UCIe Heralds a Robust Chiplet Ecosystem for a New Era of SoC Innovation

A self-driving car. A helicopter drone on Mars. A thermostat you can adjust from across the globe. What’ll they think of next? Science fiction writer and futurist, Arthur C. Clark, said that “any sufficiently advanced technology is indistinguishable from magic.” The thing is, it’s not magic. It’s engineering. And there are a lot of challenges to work through to make the proverbial “magic” happen. One of the biggest challenges is the continually encroaching power-performance-and-area (PPA) ceiling in traditional monolithic SoC design. To achieve the next big phase of innovation and break the PPA ceiling, you must design differently. And one trend to help you do just that is multi-die chip design.

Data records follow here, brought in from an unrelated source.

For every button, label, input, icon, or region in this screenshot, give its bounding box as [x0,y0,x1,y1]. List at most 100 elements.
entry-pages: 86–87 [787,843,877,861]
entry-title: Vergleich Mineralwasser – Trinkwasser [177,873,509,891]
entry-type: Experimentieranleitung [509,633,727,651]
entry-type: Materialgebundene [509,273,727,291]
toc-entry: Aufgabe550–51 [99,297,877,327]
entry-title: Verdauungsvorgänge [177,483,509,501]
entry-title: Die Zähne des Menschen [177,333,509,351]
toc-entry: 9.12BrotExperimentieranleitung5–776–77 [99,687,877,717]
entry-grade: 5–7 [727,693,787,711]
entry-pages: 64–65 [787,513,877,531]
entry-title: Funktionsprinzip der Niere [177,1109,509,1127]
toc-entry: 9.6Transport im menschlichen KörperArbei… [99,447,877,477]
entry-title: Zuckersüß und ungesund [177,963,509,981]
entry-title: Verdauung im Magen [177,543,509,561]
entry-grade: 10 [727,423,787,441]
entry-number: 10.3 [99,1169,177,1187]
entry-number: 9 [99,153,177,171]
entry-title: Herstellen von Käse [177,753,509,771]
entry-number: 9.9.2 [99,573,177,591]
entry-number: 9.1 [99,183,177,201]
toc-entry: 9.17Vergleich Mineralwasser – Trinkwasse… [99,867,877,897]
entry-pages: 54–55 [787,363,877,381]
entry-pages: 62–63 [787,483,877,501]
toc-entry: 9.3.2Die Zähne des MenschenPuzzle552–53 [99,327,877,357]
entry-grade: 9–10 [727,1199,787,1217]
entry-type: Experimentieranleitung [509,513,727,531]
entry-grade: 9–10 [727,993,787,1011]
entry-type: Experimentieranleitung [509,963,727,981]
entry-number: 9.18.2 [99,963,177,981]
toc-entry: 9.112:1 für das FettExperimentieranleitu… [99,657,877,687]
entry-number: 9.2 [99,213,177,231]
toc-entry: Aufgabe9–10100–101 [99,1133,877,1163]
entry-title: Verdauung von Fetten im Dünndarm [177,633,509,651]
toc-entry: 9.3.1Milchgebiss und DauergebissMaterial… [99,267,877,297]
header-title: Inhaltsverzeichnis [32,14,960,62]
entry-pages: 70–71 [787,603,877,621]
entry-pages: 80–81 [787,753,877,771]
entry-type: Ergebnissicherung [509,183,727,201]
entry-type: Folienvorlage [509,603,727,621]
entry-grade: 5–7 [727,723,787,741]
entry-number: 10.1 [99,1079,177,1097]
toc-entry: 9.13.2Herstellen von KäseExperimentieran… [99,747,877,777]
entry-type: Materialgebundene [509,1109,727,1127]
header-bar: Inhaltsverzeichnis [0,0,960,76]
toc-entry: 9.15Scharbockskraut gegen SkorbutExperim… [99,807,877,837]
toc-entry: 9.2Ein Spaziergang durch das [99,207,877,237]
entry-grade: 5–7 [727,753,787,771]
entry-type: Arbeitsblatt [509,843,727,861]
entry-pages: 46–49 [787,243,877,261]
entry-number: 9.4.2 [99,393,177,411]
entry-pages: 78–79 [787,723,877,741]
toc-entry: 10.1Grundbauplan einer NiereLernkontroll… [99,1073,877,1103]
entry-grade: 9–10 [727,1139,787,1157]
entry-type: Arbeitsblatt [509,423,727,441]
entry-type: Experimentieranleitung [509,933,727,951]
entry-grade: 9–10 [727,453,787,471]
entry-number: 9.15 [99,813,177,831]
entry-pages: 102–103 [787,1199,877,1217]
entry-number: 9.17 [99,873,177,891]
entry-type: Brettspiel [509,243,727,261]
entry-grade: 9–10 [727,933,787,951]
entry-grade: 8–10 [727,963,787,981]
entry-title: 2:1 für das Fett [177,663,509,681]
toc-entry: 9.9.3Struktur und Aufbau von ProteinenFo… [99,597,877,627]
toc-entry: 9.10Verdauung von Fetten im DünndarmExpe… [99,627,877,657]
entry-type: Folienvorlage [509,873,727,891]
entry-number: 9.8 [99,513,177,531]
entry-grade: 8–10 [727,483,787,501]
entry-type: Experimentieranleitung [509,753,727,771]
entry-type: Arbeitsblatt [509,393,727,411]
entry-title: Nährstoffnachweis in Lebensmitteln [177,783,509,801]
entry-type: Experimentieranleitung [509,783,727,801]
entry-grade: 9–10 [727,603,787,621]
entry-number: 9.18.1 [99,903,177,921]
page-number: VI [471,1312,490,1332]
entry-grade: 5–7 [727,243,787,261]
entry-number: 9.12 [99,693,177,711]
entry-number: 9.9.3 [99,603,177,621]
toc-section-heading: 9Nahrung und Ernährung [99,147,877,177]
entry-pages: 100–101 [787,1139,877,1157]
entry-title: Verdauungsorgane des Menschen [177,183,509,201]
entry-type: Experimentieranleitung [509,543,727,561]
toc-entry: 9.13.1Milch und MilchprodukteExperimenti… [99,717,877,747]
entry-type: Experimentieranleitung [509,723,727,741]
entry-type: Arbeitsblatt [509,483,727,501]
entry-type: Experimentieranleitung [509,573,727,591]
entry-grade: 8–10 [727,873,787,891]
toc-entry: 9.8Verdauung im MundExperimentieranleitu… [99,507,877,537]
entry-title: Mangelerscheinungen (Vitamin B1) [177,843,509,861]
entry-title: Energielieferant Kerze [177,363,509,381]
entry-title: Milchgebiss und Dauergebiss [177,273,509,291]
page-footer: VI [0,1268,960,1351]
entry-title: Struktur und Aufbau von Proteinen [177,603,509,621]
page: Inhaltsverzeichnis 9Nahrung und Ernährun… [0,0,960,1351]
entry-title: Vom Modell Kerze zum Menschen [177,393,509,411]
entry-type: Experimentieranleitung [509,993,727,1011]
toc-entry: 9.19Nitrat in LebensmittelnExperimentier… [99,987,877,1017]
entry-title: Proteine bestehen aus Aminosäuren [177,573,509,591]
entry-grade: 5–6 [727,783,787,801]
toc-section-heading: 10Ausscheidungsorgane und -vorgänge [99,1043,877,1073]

A multi-die design consists of individual dies, also called chiplets, that support discrete functions and are assembled together—either side-by-side on 2D or 2.5D packages or vertically stacked in 3D packages. The chiplets could be manufactured on different process nodes in a heterogeneous fashion. Until now, employing a multi-die architecture has been difficult. To do it, early adopters have adapted monolithic chip design methodologies to internally defined design and verification flows and developed their own interface technologies. But to make the marketplace for disaggregated dies truly vibrant—one with plug-and-play-like flexibility and interoperability—industry standards and an ecosystem are essential. Enter the Universal Chiplet Interconnect Express (UCIe) specification that enables customizable, package-level integration of chiplets.